One Irish resident used a Swiss-based organization for an assisted suicide in 2013 according to new figures released by the Dignitas service.

The organization was established in Switzerland 15 years ago to aid those wishing to take their own lives on medical grounds.

Their latest figures show 202 people had an ‘accompanied suicide’ last year, the highest number since the group’s inception.

The Irish Times reports that a total of eight Irish residents are now believed to have traveled to Switzerland to take their own lives over the 15 years.

Euthanasia or assisted suicide is legal in four European countries – Belgium, Luxembourg, the Netherlands and Switzerland.

Switzerland is the only one of the four states that allows non-residents with a terminal illness to have an assisted suicide.

Dignitas reports that it has assisted in the suicides of almost 1,700 people from 42 countries since 1998, with almost half of those people coming from Germany.

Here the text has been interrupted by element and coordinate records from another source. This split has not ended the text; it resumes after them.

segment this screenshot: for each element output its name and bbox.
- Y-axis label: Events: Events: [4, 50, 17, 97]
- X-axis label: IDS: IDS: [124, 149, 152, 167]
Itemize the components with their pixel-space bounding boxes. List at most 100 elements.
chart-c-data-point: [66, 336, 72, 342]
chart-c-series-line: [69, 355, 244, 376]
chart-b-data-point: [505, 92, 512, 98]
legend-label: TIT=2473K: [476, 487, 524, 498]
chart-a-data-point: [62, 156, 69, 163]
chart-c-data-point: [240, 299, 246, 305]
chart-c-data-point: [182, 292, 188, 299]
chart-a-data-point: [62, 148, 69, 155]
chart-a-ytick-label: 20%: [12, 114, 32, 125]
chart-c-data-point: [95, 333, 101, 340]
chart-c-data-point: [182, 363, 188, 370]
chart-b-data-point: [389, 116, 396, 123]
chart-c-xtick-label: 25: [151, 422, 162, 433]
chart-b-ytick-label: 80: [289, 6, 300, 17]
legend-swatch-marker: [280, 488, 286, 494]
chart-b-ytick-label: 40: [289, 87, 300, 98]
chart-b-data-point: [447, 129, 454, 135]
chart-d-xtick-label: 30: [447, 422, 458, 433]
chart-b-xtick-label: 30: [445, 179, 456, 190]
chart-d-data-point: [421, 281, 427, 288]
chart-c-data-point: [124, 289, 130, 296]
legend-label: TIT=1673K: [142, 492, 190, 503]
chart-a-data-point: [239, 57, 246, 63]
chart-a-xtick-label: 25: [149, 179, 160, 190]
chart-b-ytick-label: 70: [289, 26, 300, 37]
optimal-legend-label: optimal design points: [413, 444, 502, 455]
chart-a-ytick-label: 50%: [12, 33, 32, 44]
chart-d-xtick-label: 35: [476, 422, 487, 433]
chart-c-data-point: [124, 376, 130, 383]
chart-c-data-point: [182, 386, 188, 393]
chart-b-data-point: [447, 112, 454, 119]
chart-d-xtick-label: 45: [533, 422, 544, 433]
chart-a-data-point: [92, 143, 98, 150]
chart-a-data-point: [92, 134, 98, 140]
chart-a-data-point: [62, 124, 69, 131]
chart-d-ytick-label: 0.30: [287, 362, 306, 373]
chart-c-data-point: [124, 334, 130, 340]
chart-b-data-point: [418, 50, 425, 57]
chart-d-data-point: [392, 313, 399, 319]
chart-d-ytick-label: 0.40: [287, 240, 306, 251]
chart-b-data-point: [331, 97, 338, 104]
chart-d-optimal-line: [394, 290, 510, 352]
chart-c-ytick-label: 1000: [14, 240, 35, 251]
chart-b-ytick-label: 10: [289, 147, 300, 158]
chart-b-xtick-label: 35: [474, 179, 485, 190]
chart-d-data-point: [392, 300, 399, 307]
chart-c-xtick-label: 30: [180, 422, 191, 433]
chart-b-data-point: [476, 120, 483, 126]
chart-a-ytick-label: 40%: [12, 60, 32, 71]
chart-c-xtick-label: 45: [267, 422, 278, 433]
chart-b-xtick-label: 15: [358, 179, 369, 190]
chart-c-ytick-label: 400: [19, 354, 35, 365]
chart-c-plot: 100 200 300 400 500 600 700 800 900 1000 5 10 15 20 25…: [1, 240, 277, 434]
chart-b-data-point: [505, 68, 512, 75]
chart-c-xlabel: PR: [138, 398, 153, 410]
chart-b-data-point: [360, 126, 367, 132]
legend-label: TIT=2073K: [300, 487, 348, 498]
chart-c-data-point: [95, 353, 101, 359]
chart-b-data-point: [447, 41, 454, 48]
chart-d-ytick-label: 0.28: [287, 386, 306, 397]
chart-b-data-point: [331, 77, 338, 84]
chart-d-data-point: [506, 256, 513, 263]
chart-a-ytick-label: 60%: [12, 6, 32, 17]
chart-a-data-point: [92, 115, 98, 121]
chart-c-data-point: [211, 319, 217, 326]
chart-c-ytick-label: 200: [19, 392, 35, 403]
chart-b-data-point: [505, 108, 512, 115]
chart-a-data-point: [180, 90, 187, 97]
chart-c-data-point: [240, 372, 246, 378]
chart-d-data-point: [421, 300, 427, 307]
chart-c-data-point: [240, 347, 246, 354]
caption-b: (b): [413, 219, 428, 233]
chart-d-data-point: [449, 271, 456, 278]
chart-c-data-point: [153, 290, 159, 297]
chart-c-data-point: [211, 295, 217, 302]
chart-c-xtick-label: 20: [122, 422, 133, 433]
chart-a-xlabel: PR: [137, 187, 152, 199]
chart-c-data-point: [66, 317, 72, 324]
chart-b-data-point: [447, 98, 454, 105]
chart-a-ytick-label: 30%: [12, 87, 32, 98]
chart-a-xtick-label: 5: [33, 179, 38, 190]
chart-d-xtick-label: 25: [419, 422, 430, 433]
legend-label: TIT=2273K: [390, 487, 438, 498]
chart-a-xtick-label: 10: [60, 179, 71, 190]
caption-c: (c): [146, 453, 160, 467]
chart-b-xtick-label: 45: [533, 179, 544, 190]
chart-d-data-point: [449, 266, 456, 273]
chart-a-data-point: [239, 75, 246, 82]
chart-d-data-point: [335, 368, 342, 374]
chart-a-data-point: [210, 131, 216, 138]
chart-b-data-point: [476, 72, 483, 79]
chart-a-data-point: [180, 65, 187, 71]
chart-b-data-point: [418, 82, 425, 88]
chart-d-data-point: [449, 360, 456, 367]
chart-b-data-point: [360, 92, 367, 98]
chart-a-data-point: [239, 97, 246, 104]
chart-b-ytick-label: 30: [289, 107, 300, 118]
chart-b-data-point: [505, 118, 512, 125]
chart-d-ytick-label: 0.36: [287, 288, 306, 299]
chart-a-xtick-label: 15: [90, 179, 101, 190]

Silvan Luley of Dignitas told the Irish Times, “It does not matter whether six, five or seven patients from Ireland or any other country have traveled to Dignitas.

“Everyone who is forced to leave his home, his bed, his country in order to have access to a legal, self-determined, dignified and accompanied ending of suffering is one too many.

“Every single one is a proof of the indifferent and careless approach of politicians and other authorities who deny access to this basic human right – and thus are directly responsible for causing a lot of suffering due to clandestine suicide attempts, of which the large majority fails – with all dire consequences.”

Dignitas had offered to help Irish multiple sclerosis sufferer Marie Fleming, the woman who brought an unsuccessful right-to-die challenge to the Irish Supreme Court last year. She died at her home in Arklow, Co Wicklow, last month.

Luley said, “She was a very brave woman, and so is her family. There should be more people like her who fight the legal path. If politicians are too inhumane to move, then, sooner or later, the judges, if necessary the European Court of Human Rights, will decide over their head.”